Dispatches from the End of the War

ORSON WELLES—New York Post—May 1945

EDITORS’ NOTE: These paragraphs from “Orson Welles’ Today” are culled from columns after the Nazi surrender, as newsreel footage of the concentration camps was shown in movie theaters across the United States.

Old newspaper background top view

I think you’ll be glad with me that it has been made so difficult to avoid those hideous sights. They are the proof of the nightmare. The heaped-up dead in evidence. The burdened ovens. The ingenious machinery for the pit of pain. The eyeball blinking in the open grave. The tawdry skeleton that turns out to be still alive. The survivor squatting among the cadavers, opening his toothless mouth and naming the guilty without speech. Patton and Bradley, their eyes choked full of this. Eisenhower moving slowly with immense dignity through the long tableau.





Then there are the Germans—-the householders, the solid citizens. They are dressed like people. You recognize the costumes. A doctor, a school teacher, a shopkeeper, a factory foreman, a mother. Stock types, but in all a very unpersuasive masquerade. These creatures are less alive than the dead they have been called to view and bury.
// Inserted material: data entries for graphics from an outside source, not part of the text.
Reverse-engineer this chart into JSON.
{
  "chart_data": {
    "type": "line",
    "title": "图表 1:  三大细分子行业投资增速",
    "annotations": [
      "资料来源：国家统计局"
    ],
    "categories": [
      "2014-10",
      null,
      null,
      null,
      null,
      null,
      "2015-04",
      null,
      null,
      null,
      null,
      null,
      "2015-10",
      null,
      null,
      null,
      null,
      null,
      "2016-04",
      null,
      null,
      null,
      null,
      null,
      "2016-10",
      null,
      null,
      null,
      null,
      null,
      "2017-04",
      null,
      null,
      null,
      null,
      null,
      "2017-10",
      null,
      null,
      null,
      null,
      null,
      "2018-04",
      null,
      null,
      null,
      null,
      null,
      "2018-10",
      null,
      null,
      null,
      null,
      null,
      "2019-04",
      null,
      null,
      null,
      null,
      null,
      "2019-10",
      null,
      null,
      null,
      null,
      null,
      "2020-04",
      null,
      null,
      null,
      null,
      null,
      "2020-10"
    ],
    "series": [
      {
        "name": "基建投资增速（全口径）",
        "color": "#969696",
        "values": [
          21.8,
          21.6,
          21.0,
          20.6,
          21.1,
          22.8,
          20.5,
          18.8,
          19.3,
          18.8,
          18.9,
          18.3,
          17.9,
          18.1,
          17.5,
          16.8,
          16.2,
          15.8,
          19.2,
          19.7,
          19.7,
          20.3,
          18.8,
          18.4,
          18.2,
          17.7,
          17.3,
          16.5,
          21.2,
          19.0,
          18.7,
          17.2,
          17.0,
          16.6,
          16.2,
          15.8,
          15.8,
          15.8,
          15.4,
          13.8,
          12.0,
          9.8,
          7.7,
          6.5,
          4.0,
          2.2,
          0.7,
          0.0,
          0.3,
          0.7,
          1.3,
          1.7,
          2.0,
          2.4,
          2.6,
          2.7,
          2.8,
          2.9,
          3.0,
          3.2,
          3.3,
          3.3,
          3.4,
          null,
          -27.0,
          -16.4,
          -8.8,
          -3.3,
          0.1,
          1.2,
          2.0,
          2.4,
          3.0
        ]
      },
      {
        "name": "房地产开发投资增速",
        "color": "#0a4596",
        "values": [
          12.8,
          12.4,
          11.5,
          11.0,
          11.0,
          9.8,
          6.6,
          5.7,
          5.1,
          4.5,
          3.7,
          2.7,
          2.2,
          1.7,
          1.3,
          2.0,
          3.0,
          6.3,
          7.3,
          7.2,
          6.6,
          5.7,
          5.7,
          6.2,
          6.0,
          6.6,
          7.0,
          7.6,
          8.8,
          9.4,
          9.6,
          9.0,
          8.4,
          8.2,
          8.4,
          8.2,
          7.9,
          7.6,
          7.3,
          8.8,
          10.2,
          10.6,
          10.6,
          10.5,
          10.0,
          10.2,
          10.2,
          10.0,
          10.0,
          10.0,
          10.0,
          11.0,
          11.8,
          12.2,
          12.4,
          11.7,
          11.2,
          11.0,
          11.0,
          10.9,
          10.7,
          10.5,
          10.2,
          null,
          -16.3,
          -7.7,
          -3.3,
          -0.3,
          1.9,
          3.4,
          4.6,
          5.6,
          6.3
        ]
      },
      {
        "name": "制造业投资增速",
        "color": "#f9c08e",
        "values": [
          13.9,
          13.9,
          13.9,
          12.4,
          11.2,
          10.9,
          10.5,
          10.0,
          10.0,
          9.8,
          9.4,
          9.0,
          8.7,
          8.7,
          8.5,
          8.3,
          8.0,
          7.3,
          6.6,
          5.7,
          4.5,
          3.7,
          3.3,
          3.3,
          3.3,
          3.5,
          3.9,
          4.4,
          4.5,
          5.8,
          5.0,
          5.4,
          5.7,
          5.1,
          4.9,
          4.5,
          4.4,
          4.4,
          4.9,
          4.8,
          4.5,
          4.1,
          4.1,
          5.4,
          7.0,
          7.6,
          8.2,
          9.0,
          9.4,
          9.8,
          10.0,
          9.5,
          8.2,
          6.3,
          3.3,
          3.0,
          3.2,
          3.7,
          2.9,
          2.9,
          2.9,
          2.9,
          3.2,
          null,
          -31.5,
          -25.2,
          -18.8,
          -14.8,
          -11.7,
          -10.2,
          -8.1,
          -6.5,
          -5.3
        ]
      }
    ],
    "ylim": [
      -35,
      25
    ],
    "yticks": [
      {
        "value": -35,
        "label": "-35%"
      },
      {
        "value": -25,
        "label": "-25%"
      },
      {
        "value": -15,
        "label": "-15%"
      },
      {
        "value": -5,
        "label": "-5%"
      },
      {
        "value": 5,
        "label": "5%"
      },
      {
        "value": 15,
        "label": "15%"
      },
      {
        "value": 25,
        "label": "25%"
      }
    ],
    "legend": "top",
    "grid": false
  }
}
The MP’s are gentle with the Herrenvolk. You realize that they have need to be gentle or they would strike them down each with a single blow.

* * *

One place of torture you will learn was camouflaged as a madhouse. Here the most grisly of all grand guignol conceits was realized. Here the wardens were the lunatics. You can watch the chief of these being interviewed in the newsreels. The subject is poison. He is very businesslike. Between phrases he touches his upper lip with a fat lizard’s tongue. The frown is professional. He is the man of science, called for expert consultation. The poison gives him away. And his chin—it is wet with drool.

* * *

If your stomach is weak you are the one they were after when they decided to show these films in the movie house. No, you must not miss the newsreels. They make a point this week no man can miss: The war has strewn the world with corpses, none of them very nice to look at. The thought of death is never pretty, but the newsreels testify to the fact of quite another sort of death—quite another level of decay. This is a putrefaction of the soul, a perfect spiritual garbage.

* * *

Said Mussolini at the point of a partisan’s pistol. “Let me have my life and I will give you an empire.”

These people really talk that way. They’re actually the jibbering lunatics we said they were, I think that’s why their downfall hasn’t yet been dignified with a mighty sentence for the history books. The great and terrible names of Fascism are checked off, one by one, and there isn’t anything to say.

The line equaling the event is often very casually spoken. A sequence in history is many times lassoed by the most accidental sort of prose and often goes unrecognized as the conclusive word. I nominate this last item from a news dispatch. Please read it slowly and carefully out loud.

“Lieut. Jerome Shapiro, New York City, guarded Goering’s door last night.”